The CBI on Monday declined to accept in Calcutta High Court the Bengal government’s claim that there was a high court stay on the agency’s move to question Calcutta police commissioner Rajeev Kumar in the Saradha case.
Appearing for the CBI, additional solicitor general Kaushik Chanda and the agency’s panel lawyer Chandreyee Alam opposed the state’s claim and said the court had never issued any such stay.
The government, represented by advocate general Kishor Dutta, had moved the court of Justice Shivakant Prasad to draw his attention to the CBI’s “illegal raid” on Kumar’s residence on Sunday evening.
This is what transpired in the court during the 15-minute hearing:
Around 12 noon, the advocate general moved a fresh petition before Justice Prasad and said: “On December 6, three state police officers had moved this court to challenge the validity of the notices served on them by the investigating agency. The petitioners had showed the CBI notices to establish that they had received the same after the scheduled date of their appearance. After going through the notices, this court had issued an interim order asking the CBI not to give effect to its notices till February 13, the date fixed for hearing of the case in detail.”
The AG continued: “The petitions were filed by four police officers — Arnab Ghosh, Dilip Hazra, Shankar Bhattacharya and Pravakar Nath. All these officers, along with Rajeev Kumar, were part of the special investigation team (SIT) that the state government had set up in 2012 to probe the Saradha scam. The court was also informed that Kumar had received similar notices from the CBI. So, the stay order of the court is applicable for him also.”
Dutta alleged: “But in spite of the interim order, CBI officials reached the police commissioner’s residence.”
CBI counsel Alam said: “How can it be? The court order was passed specifically in cases of four police officers. This court never issued any stay order on the CBI quizzing Kumar.”
War of words
Even as Alam continued contesting the state’s logic – Mamata Banerjee had also said the same thing on Sunday evening — the advocate general sought an early hearing.

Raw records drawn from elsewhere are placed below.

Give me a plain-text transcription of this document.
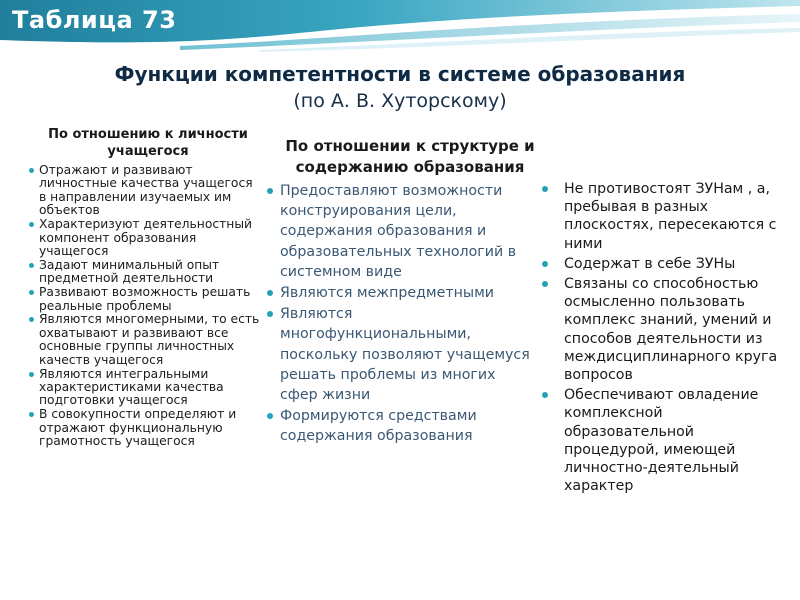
Таблица 73
Функции компетентности в системе образования
(по А. В. Хуторскому)
По отношению к личности учащегося
Отражают и развивают личностные качества учащегося в направлении изучаемых им объектов
Характеризуют деятельностный компонент образования учащегося
Задают минимальный опыт предметной деятельности
Развивают возможность решать реальные проблемы
Являются многомерными, то есть охватывают и развивают все основные группы личностных качеств учащегося
Являются интегральными характеристиками качества подготовки учащегося
В совокупности определяют и отражают функциональную грамотность учащегося
По отношении к структуре и
содержанию образования
Предоставляют возможности конструирования цели, содержания образования и образовательных технологий в системном виде
Являются межпредметными
Являются многофункциональными, поскольку позволяют учащемуся решать проблемы из многих сфер жизни
Формируются средствами содержания образования
Не противостоят ЗУНам , а, пребывая в разных плоскостях, пересекаются с ними
Содержат в себе ЗУНы
Связаны со способностью осмысленно пользовать комплекс знаний, умений и способов деятельности из междисциплинарного круга вопросов
Обеспечивают овладение комплексной образовательной процедурой, имеющей личностно-деятельный характер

Justice Prasad said: “Since the matter is not listed in the daily cause list of Monday, the court cannot hear it now.”
The judge told the court officers to list the matter for hearing on Tuesday.
On December 6, Justice Prasad was hearing a petition by the CBI for permission from the court to question some police officers in cases related to some closed fund mobilisation companies.
During the hearing, the advocate general requested the judge to tag a separate petition moved by the Bengal government on the same issue.
After the court granted the request, the AG said: “Some of the state police officers received notices from the CBI after the date on which they were supposed to appear before the agency to face interrogation.”
Asked by the judge, the AG produced three separate notices issued to Dilip Hazra, Arnab Ghosh, and Shankar Bhattacharya. After going through the notices, the judge issued an interim order restraining the CBI from giving effect to the notices till December 10.
“Such notices cannot be given effect to. However, upon hearing the counsels for the CBI, let an opportunity be given to the agency to file an affidavit on the issue.”
On December 8, the AG showed the court a separate notice that another police officer, Pravakar Nath, received after the date he was supposed to meet CBI officers. The AG also said police commissioner Rajeev Kumar had received similar notices from the CBI but did not produce any document to support his claim.
Justice Prasad then extended the time limit of his earlier interim order of December 6 till February 13 and fixed the matter for hearing on that day. However, Justice Prasad had not made any special mention about Rajeev Kumar.